The Internal Revenue Service has rejected a recommendation from an auditor that recommended the private collection agencies stop being paid commissions when accepting payments outside of formal payment arrangements, saying that it believes it is complying with the law by allowing the agencies to do so.
The Treasury Department’s Inspector General for Tax Administration released a report last month detailing its assessment of the performance of the four private collection agencies [PCAs] — CBE Group, Performant, Pioneer, and ConServe. The TIGTA is required to conduct a biannual audit of the agencies’ performance as part of the Fixing America’s Surface Transportation Act, which greenlighted the program for placing unpaid tax debts with the private agencies. Through mid-May, nearly 3.3 million accounts had been placed with the four agencies, and $539 million had been collected, out of a total amount of unpaid debt of $30.1 billion. Pioneer had the best collection rate at 1.84% of amount placed, followed by CBE Group at 1.83%,ConServe at 1.78%, and Performant at 1.71%.
The private agencies are required to request payment in full from taxpayers and if that is not possible, then to offer a payment arrangement that provides for full payment during a period of not longer than seven years. Under those conditions, the agencies are allowed to retain 25% of what they recover.
In 2019, the IRS revised the guidelines, allowing agencies to accept payments outside of a formal payment arrangement. The guidelines were also changed to allow the agencies to retain their 25% commission on those payments as well.
It is interesting to note that Performant was cited as the only agency of the four which effectively conveyed the details of unstructured payments to consumers.
Between August 2019 and May 2020, about 7,700 individuals had promised to make unstructured payments. More than half had not made any payments, about 20% made one payment, and 26% made multiple payments.
The auditor had some harsh words for the IRS’s decision.
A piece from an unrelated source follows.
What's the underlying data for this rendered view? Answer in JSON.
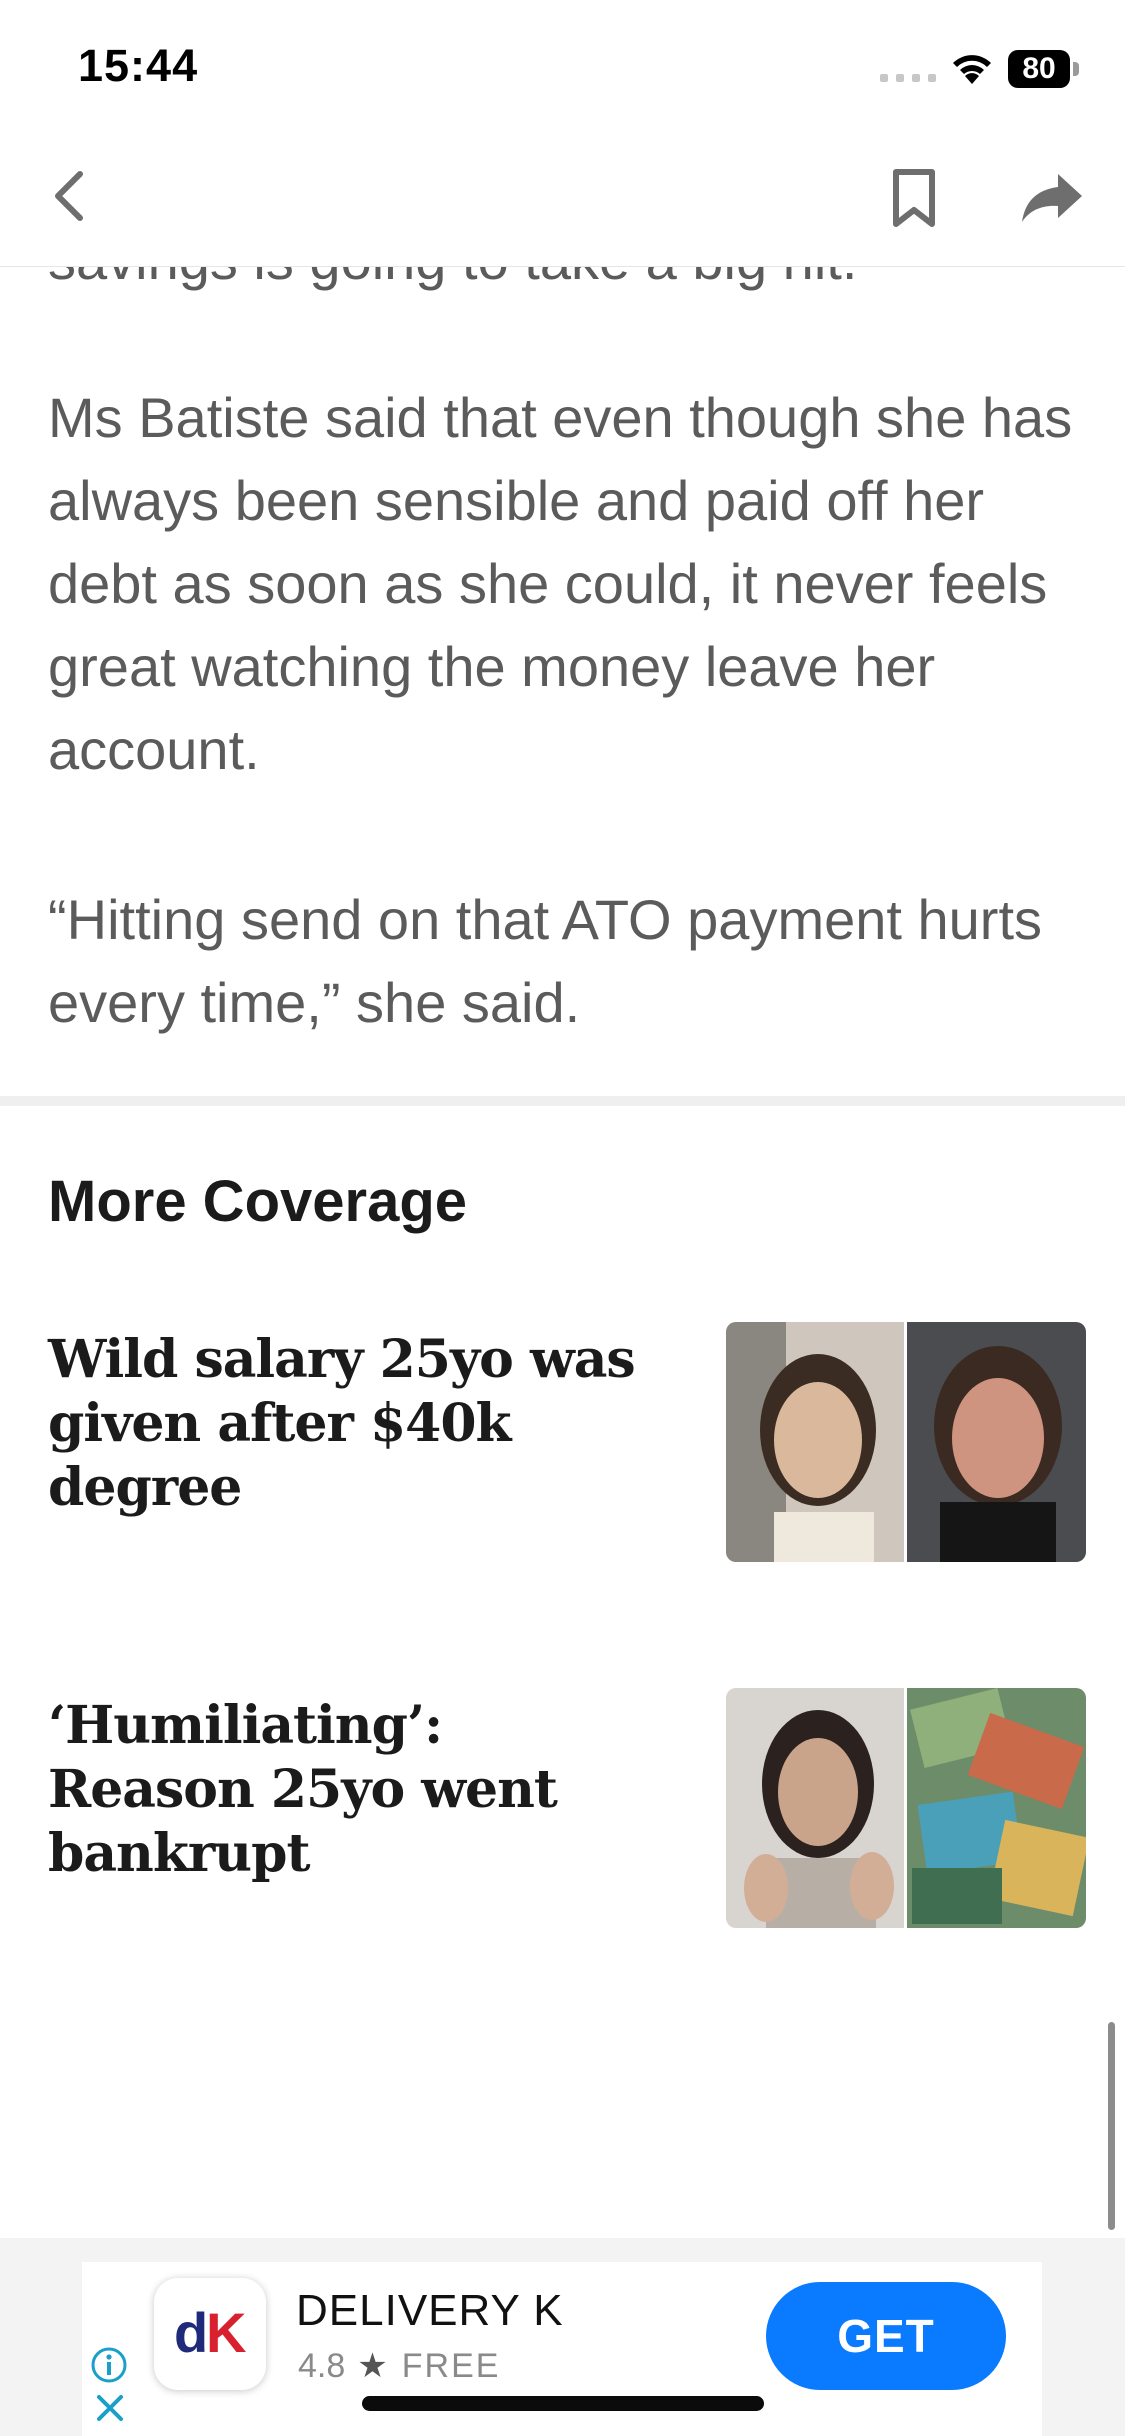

“By paying PCAs commissions on taxpayer voluntary payments which are not part of a qualified tax collection contract, the IRS is again finding a way to work around the plain meaning of the language in I.R.C. § 6306 for the benefit of PCAs, as it did previously when the statute allowed installment agreements of only 60 months but the IRS worked around the language to allow 84-month installment agreements. Our tax administration system depends on taxpayer voluntary compliance with the tax law as it is written and enacted, and the IRS should do the same.”